9月3日に行なわれる「抗日戦争勝利80年」の軍事パレードを前に、北京の天安門周辺では異例の封鎖が続いている。ここ最近の週末はリハーサルのたびに道路や商店が閉鎖され、住民の生活は大きく制約を受けている。
当局は「市民に迷惑をかけない」と説明するが、市民からは「どの口が言うんだ? こっちはとんでもなく迷惑してる」と冷笑が広がり、「当局は何を恐れているのか」との疑問も噴出している。
8月20日夜、北京市公安当局は23日から大規模な交通規制を実施すると発表した。これまでもそういった規制のたびに天安門周辺は深刻な渋滞に見舞われ、商店は休業を強いられ、ホテルや住宅団地も封鎖されてきた。住民は外出時に身分証の提示を求められ、宅配や外食も止められる。一部地域では「警察だらけで外出を禁止された」「家の近くが警備に囲まれ、家に帰れず、深夜まで封鎖線外で待たされた」といった怒りの声が相次いでいる。
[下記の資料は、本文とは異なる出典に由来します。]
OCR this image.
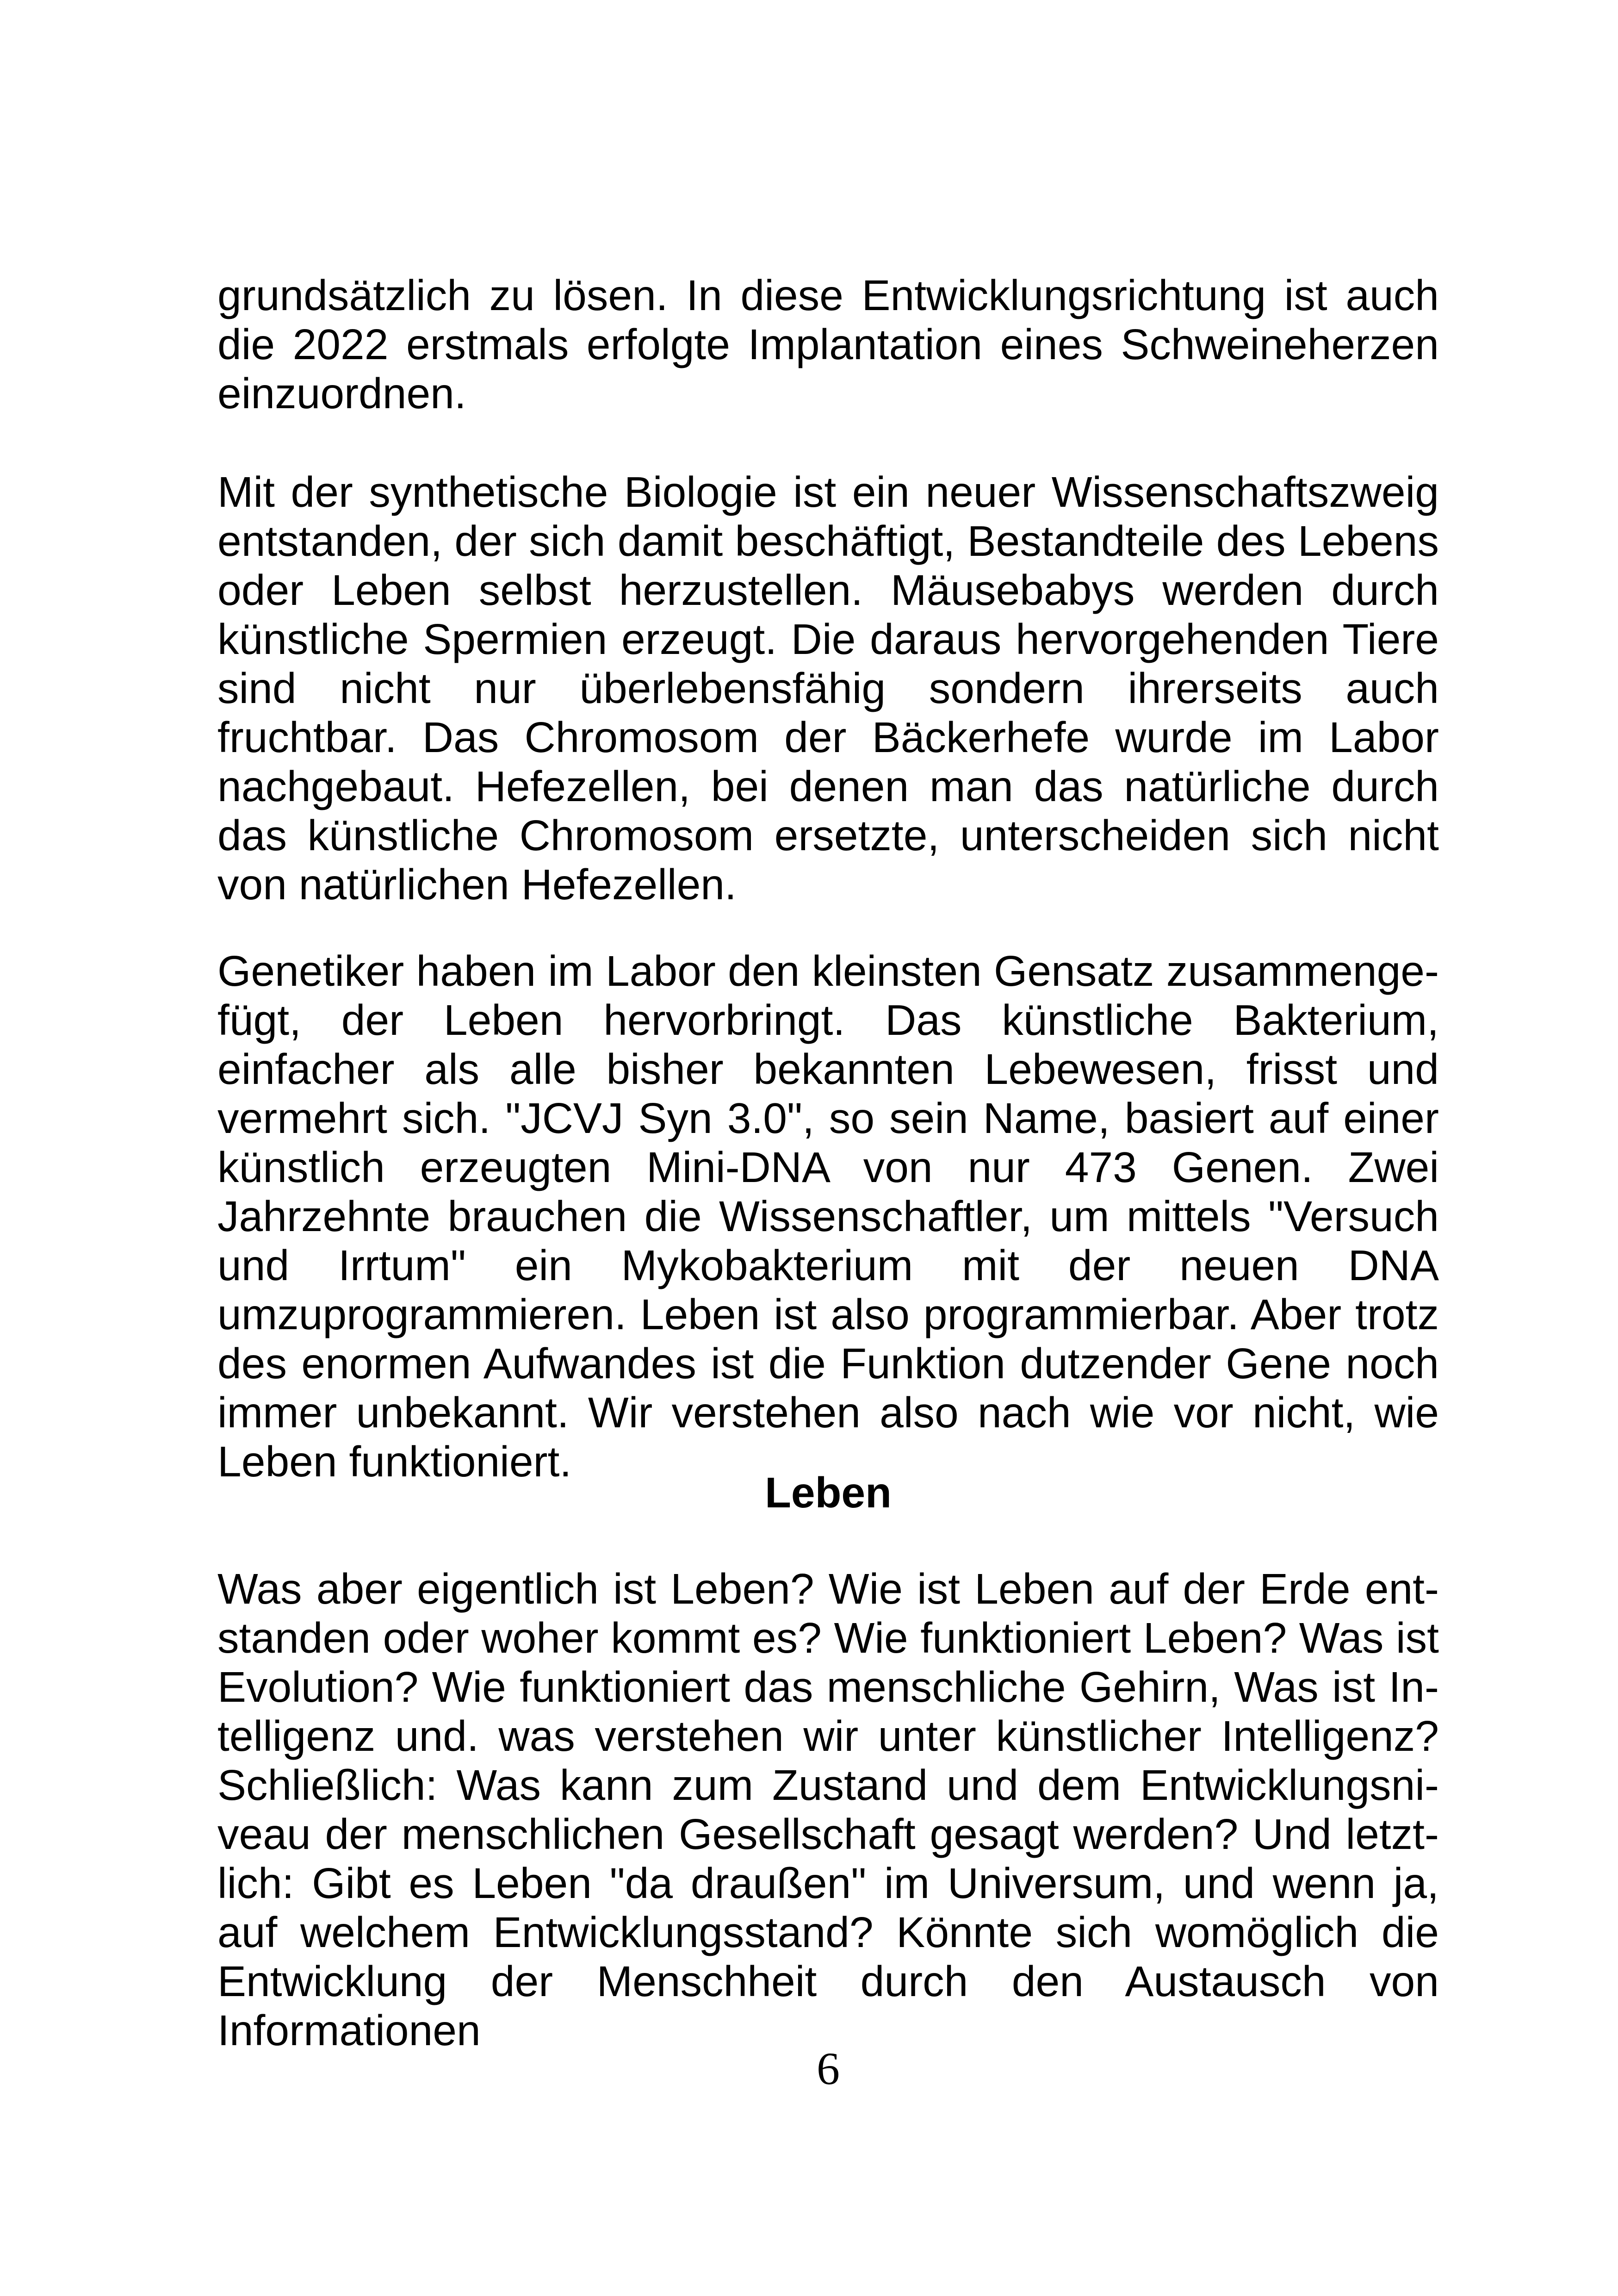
grundsätzlich zu lösen. In diese Entwicklungsrichtung ist auch die 2022 erstmals erfolgte Implantation eines Schweineherzen einzuordnen.

Mit der synthetische Biologie ist ein neuer Wissenschaftszweig entstanden, der sich damit beschäftigt, Bestandteile des Lebens oder Leben selbst herzustellen. Mäusebabys werden durch künstliche Spermien erzeugt. Die daraus hervorgehenden Tiere sind nicht nur überlebensfähig sondern ihrerseits auch fruchtbar. Das Chromosom der Bäckerhefe wurde im Labor nachgebaut. Hefezellen, bei denen man das natürliche durch das künstliche Chromosom ersetzte, unterscheiden sich nicht von natürlichen Hefezellen.

Genetiker haben im Labor den kleinsten Gensatz zusammengefügt, der Leben hervorbringt. Das künstliche Bakterium, einfacher als alle bisher bekannten Lebewesen, frisst und vermehrt sich. "JCVJ Syn 3.0", so sein Name, basiert auf einer künstlich erzeugten Mini-DNA von nur 473 Genen. Zwei Jahrzehnte brauchen die Wissenschaftler, um mittels "Versuch und Irrtum" ein Mykobakterium mit der neuen DNA umzuprogrammieren. Leben ist also programmierbar. Aber trotz des enormen Aufwandes ist die Funktion dutzender Gene noch immer unbekannt. Wir verstehen also nach wie vor nicht, wie Leben funktioniert.

Leben

Was aber eigentlich ist Leben? Wie ist Leben auf der Erde entstanden oder woher kommt es? Wie funktioniert Leben? Was ist Evolution? Wie funktioniert das menschliche Gehirn, Was ist Intelligenz und. was verstehen wir unter künstlicher Intelligenz? Schließlich: Was kann zum Zustand und dem Entwicklungsniveau der menschlichen Gesellschaft gesagt werden? Und letztlich: Gibt es Leben "da draußen" im Universum, und wenn ja, auf welchem Entwicklungsstand? Könnte sich womöglich die Entwicklung der Menschheit durch den Austausch von Informationen

6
さらに8月20日未明、中国全土で大規模なネット障害が発生。海外研究機関は、暗号通信に使われるポート443が一斉に遮断された。ポート443はHTTPSの標準ポートでオンラインバンキングやショッピングサイトなど、カギ付きの安全な通信に必ず使われる回線だ。
その結果SNS、メールがすべてつながらなくなり、中国と世界の通信が1時間以上途絶した。海外在住の中国人エンジニアは「重大な政治イベント時に即座にネットを切断し、市民の連携を防ぐための訓練だ」と指摘している。
結局のところ、閲兵式を前に毎回繰り返されるのは道路封鎖や生活規制、そしてネット遮断である。国外SNSでは「毎回そうだが、最強国家を名乗りながら当局は何をビビっている?」と皮肉が飛び交い、国内、特に北京では張りつめた空気が日ごとに濃くなっている。